The present edition by Josse Bade would have been a godsend to the circle of Parisian humanists and scholars whom he served throughout his long career. It sold well, and Bade had to reprint the text in 1522. Printed, as asserted in the colophon, “with even more care than usual,” the text includes Ficino’s argumenta, or short commentaries, his longer commentaries on the Symposium and Timaeus, and his Vita Platonis. New to this edition are the dialogues Axiochus and the pseudo-Platonic Halcyon, translated respectively by Rudolph Agricola and Agostino Dati, not included in the earlier editions. Bade dedicated his edition to Michel Boudet, Bishop of Langres, a proponent of Greek learning and patron of French humanists. Beautifully printed, with the elegant and oft-copied Badius title border, celebrated Ascensius Press device showing printers at work, and fine arabesque metalcut initials, this important edition appears infrequently in the book trade.

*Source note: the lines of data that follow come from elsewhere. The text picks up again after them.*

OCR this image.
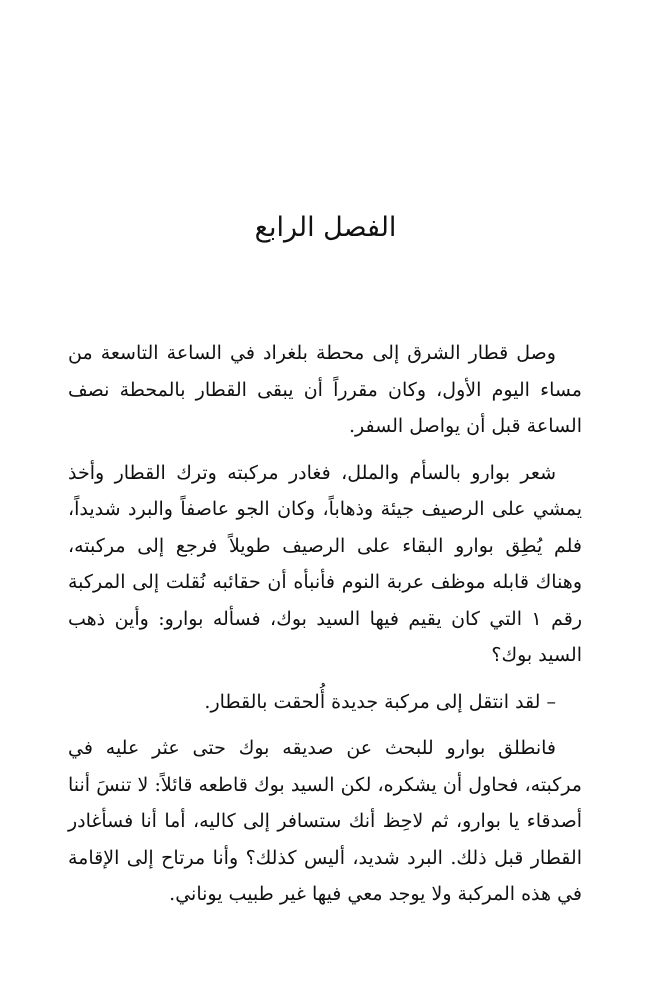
الفصل الرابع

وصل قطار الشرق إلى محطة بلغراد في الساعة التاسعة من مساء اليوم الأول، وكان مقرراً أن يبقى القطار بالمحطة نصف الساعة قبل أن يواصل السفر.

شعر بوارو بالسأم والملل، فغادر مركبته وترك القطار وأخذ يمشي على الرصيف جيئة وذهاباً، وكان الجو عاصفاً والبرد شديداً، فلم يُطِق بوارو البقاء على الرصيف طويلاً فرجع إلى مركبته، وهناك قابله موظف عربة النوم فأنبأه أن حقائبه نُقلت إلى المركبة رقم ١ التي كان يقيم فيها السيد بوك، فسأله بوارو: وأين ذهب السيد بوك؟

– لقد انتقل إلى مركبة جديدة أُلحقت بالقطار.

فانطلق بوارو للبحث عن صديقه بوك حتى عثر عليه في مركبته، فحاول أن يشكره، لكن السيد بوك قاطعه قائلاً: لا تنسَ أننا أصدقاء يا بوارو، ثم لاحِظ أنك ستسافر إلى كاليه، أما أنا فسأغادر القطار قبل ذلك. البرد شديد، أليس كذلك؟ وأنا مرتاح إلى الإقامة في هذه المركبة ولا يوجد معي فيها غير طبيب يوناني.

A wide-margined copy, preserved in its contemporary binding, this has an American provenance. The library of the Vermont Episcopal Institute was founded in 1854, by the first Episcopal Bishop of Vermont, the rather colorful John Henry Hopkins (1792-1868). It is likely that this volume was part of his private library, which became the property of the Diocese in 1834 (cf. J. H. Hopkins II, The Life of the Right Reverend John Henry Hopkins, p. 203).

Adams P-1443; Hoffmann III:138; P. Renouard, Bibliographie des impressions et des oeuvres de Josse Badius AscensiusB III: 168-169; P. Renouard, Imprimeurs et libraires parisiens du XVIe siècle, II: p. 168, no. 389; cf. N. G. Wilson, From Byzantium to Italy: Greek studies in the Italian Renaissance (1992), pp. 90-95; P. O. Kristeller, Renaissance Thought and its Sources (1979).